A nostalgia do mundo perdido abre caminho para os novos críticos, mais duros, da sociedade capitalista. A crítica deixa de ser cultural, nostálgica. Passa a denunciar a capacidade destrutiva, desagregadora, das novas forças liberadas numa sociedade integralmente movida pelos interesses materiais. Assim como a valorização dos interesses individuais e do comércio atingiu seu ápice com David Hume e Adam Smith, a mudança de rumo dos ventos intelectuais, a partir do fim do século XVIII, culminou com Karl Marx, na segunda metade do século XIX.
Do fim do século XIX até o último quarto do século XX, a crítica marxista foi intelectualmente predominante.

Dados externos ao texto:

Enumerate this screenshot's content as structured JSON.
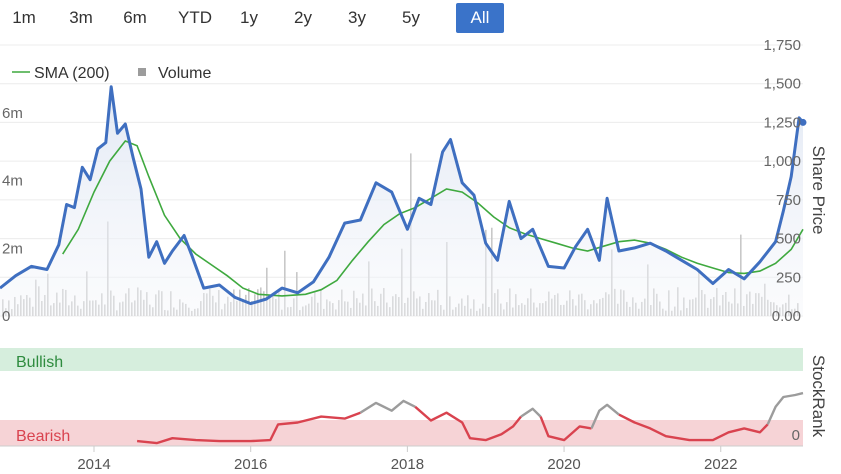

A alternativa marxista ao capitalismo – a revolução proletária e a socialização dos meios de produção – pode ter permanecido sempre polêmica, mas a crítica marxista influenciou de forma decisiva os rumos do capitalismo no século XX.
De forma esquemática, a crítica marxista ao capitalismo tem quatro vertentes:
1. A econômica, segundo a qual o sistema seria instável, sujeito a crises recorrentes, até a crise final, que abriria espaço para a alternativa socialista.
2. A social, segundo a qual o sistema seria injusto, baseado na exploração do trabalho assalariado, levaria à concentração da renda e seria incapaz de erradicar a pobreza, pois ela exerce o papel funcional de “exército industrial de reserva”.
3. A política, segundo a qual a democracia capitalista é uma impostura. A alienação cultural impediria os trabalhadores de comprender que não há interesses comuns, mas sim interesses de classes, que não podem ser reconciliados na democracia representativa capitalista.
4. A cultural, segundo a qual o sistema levaria à alienação dos trabalhadores em relação aos seus verdadeiros objetivos. No capitalismo, a sociedade é consumista, egoísta e alienada.
Ao longo do século XX, a crítica marxista, sempre como referência, foi sendo gradualmente enfraquecida.
A crítica econômica foi desacreditada pela receita de John Maynard Keynes, na “Teoria Geral da Renda e do Emprego”, de 1936. Formulada depois da Grande Crise dos anos 1930, foi refinada durante os anos 50 e 60, até culminar com a chamada “síntese macroeconômica” dos anos 80. A fórmula para evitar as grandes flutuações macroeconômicas das economias capitalistas havia sido encontrada. A receita era ter a dívida pública sob controle, uma política fiscal contracíclica, uma política monetária pautada por metas inflacionárias e a taxa de cambio flutuante. Nas últimas décadas do século XX, consolidou-se a impressão de que os ciclos macroeconômicos haviam sido finalmente eliminados. Uma nova era, “A Grande Moderação”, havia chegado, com a descoberta do remédio para a instabilidade crônica da economia capitalista.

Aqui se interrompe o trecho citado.